Iowa
not only is a serious obstacle for Christie and other Republican moderates, it
also suggests something more ominous: the Dixiecrats of old. Officially the
States’ Rights Democratic Party, they were breakaway Democrats whose primary
issue was racial segregation. In its cause, they ran their own presidential
candidate, Strom Thurmond, and almost cost Harry Truman the 1948 election. They
didn’t care. Their objective was not to win — although that would have been
nice — but to retain institutional, legal racism. They saw a way of life under
attack and they feared its loss.
Today’s
GOP is not racist, as Harry Belafonte alleged about the tea party, but it is
deeply troubled — about the expansion of government, about immigration, about
secularism, about the mainstreaming of what used to be the avant-garde. People
with conventional views must repress a gag reflex when considering the
mayor-elect of New York — a white man married to a black woman and with two
biracial children. (Should I mention that Bill de Blasio’s wife, Chirlane
McCray, used to be a lesbian?) This family represents the cultural changes that
have enveloped parts — but not all — of America. To cultural conservatives,
this doesn’t look like their country at all.
As with
the Dixiecrats, the fight is not over a particular program — although Obamacare
comes close — but about a tectonic shift of attitudes. I thank Dennis J.

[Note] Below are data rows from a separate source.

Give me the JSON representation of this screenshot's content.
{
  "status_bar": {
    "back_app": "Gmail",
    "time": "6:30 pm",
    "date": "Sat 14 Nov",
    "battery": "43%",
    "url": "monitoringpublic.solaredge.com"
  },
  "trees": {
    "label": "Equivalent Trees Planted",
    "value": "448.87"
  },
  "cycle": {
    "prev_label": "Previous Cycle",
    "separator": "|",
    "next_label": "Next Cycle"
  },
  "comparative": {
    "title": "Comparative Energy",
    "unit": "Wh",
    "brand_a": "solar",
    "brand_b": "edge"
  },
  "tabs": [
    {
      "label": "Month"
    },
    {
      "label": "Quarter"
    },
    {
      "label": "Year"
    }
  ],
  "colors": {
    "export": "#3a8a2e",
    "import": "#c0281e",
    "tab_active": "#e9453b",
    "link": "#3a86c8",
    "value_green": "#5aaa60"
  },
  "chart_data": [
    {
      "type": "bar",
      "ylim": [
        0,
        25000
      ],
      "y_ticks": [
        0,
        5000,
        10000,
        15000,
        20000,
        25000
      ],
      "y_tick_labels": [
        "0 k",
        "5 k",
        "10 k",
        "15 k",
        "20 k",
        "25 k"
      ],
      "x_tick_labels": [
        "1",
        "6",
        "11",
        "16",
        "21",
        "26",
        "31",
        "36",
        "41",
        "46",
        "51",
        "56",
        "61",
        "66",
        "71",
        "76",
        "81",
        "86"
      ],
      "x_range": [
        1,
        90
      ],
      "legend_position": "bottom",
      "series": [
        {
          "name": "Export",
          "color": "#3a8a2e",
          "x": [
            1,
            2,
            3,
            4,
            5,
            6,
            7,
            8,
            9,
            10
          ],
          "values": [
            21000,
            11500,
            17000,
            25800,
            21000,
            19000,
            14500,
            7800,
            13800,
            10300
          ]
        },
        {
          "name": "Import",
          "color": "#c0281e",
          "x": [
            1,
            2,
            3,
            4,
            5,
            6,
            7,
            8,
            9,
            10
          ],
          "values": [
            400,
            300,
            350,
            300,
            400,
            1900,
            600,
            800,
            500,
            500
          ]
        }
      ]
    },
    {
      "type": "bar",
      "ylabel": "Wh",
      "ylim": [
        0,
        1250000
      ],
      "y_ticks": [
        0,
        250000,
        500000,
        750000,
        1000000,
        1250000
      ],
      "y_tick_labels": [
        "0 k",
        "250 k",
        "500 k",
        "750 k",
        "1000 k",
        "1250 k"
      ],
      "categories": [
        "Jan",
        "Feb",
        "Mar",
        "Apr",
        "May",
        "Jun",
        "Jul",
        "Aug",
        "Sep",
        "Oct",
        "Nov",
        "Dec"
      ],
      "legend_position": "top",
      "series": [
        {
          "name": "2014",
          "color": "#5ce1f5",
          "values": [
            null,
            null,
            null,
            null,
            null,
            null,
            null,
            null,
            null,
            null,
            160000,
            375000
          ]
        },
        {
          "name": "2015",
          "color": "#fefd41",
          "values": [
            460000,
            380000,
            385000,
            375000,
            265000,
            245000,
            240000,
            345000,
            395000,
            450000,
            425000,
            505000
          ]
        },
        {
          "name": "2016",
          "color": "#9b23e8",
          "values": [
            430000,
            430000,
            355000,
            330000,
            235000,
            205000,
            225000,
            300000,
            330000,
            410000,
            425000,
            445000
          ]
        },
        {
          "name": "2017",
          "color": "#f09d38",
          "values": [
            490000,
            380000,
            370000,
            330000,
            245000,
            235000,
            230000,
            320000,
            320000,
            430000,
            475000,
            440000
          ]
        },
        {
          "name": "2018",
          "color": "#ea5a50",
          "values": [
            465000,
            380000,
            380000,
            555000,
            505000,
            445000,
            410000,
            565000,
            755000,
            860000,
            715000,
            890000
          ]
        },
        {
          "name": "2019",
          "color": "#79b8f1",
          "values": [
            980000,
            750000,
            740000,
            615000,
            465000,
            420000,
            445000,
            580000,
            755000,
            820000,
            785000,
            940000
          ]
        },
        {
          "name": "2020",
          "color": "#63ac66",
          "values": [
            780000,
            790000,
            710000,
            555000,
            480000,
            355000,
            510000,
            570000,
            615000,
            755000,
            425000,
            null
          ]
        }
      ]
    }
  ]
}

Goldford, professor of politics and international relations at Drake University
in Des Moines, for leading me to a live performance on YouTube of Merle Haggard
singing “Are the Good Times Really Over.” This chestnut, a lament for a lost
America, has been viewed well more than 2million
times. It could be the tea party’s
anthem.
For all
his positions and religious beliefs, Christie is too Joisey for the tea party — too brash, as well. He would be wise to
steer clear of Iowa lest he lose or, worse, follow Romney and take on the
deeply conservative coloration of the state’s GOP. That might make him (barely)
acceptable to Republican Iowans but anathema to the rest of us.